His sense of solitude was intensified by his mother’s indifference to him – he was the youngest of her 21 children – and something appalling, possibly sexual abuse, from which he had suffered aged ten.
Throughout his life, he battled against depression. ‘The morbids,’ he said, ‘are not allowed.’ Instead, he used his genius to transform despair and muddle into art, creating beauty and laughter out of nonsense. By doing so, he changed the way we see the world. Small wonder that The Owl And The Pussycat was recently voted Britain’s favourite poem.
He was prodigiously gifted: he is equally renowned as a painter of landscapes and birds, a creator of nonsense poems, and the drawer of the delightful, slightly frightening and wholly original cartoons that accompany them. He was also an accomplished composer and musician.
Jenny Uglow has written a wonderful portrait of this deeply sympathetic man.
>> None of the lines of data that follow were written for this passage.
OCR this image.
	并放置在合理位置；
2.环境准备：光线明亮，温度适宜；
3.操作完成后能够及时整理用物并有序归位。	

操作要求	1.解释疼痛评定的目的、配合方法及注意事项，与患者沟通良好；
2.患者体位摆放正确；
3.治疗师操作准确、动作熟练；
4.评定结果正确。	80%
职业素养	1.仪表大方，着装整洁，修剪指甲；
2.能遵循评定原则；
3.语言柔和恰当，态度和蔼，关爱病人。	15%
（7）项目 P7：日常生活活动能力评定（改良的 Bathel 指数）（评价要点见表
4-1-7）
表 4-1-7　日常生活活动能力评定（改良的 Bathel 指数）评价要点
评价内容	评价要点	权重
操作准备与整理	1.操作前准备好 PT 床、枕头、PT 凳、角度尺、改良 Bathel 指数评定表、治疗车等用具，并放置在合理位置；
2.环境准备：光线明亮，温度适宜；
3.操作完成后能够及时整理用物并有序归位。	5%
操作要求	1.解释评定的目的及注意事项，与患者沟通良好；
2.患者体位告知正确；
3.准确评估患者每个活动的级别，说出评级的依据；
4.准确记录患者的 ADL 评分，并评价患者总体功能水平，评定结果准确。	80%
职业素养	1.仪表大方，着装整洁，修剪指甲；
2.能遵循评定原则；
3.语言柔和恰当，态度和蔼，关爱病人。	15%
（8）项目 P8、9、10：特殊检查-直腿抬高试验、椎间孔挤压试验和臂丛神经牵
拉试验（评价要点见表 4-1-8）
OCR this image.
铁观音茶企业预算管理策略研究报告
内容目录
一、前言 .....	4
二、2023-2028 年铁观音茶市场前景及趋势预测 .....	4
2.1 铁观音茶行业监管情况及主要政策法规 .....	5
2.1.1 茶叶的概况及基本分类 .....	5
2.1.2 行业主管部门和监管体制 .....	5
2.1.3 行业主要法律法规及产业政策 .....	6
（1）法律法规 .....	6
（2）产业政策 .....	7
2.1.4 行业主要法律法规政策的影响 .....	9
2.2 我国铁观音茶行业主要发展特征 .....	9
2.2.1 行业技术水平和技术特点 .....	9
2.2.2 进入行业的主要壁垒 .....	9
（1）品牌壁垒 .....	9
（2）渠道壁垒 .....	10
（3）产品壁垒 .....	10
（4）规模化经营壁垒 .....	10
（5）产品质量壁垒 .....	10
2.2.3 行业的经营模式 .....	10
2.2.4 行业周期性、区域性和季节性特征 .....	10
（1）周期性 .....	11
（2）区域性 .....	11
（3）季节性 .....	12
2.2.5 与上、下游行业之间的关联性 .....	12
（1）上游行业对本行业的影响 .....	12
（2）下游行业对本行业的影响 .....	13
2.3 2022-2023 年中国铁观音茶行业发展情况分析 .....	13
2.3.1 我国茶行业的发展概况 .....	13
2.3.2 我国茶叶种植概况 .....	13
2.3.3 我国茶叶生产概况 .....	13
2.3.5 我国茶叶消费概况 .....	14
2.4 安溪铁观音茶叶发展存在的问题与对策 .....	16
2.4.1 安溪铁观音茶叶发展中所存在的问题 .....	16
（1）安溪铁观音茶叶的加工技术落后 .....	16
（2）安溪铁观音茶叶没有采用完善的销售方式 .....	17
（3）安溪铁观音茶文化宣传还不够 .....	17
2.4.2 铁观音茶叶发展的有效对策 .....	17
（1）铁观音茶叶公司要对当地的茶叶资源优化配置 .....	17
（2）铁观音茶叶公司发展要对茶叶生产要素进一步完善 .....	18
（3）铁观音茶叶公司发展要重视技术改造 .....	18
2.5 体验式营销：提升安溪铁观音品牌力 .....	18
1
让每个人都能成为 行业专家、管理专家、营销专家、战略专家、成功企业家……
She is particularly adept at uncovering psychological clues buried in his verse. ‘Every time one returns to the limericks,’ she writes, ‘one can find something new: the gap between the characters, never quite touching, the action suspended in time; the darkness and anger.’
Mr Lear: A Life Of Art And Nonsense is also generously published, with plenty of colour illustrations, and the nonsense verse and accompanying drawings slotted into the text at just the right moments: all in all, a fitting monument to one of the most remarkable Englishmen who ever lived.
My other favourite biography is of the Welsh painter and poet David Jones, who was born in Brockley, south London in 1895 and died, penniless, in a residential home in Harrow, north-west London in 1974. Other poets revered him. ‘Your work makes me feel very small and madly jealous,’ said WH Auden, and Dylan Thomas once remarked, ‘I would like to have done anything as good as David Jones has done.’
Thomas Dilworth has devoted his life to the appreciation of the great, neglected genius, and David Jones: Engraver, Soldier, Painter, Poet (Jonathan Cape €27.99) has a depth of thought and feeling lacking in many slicker literary biographies.
In World War I Jones served longer on the front – 117 weeks – than any other British writer, surviving both the Somme and Passchendaele. He was profoundly damaged by the experience, terrified to the end of his life by loud noises and open spaces. But, like Lear, through talent and willpower he transformed his distress into a thing of beauty. His paintings and his poetry are kaleidoscopic explosions of consciousness, at one and the same time earthy and mystical.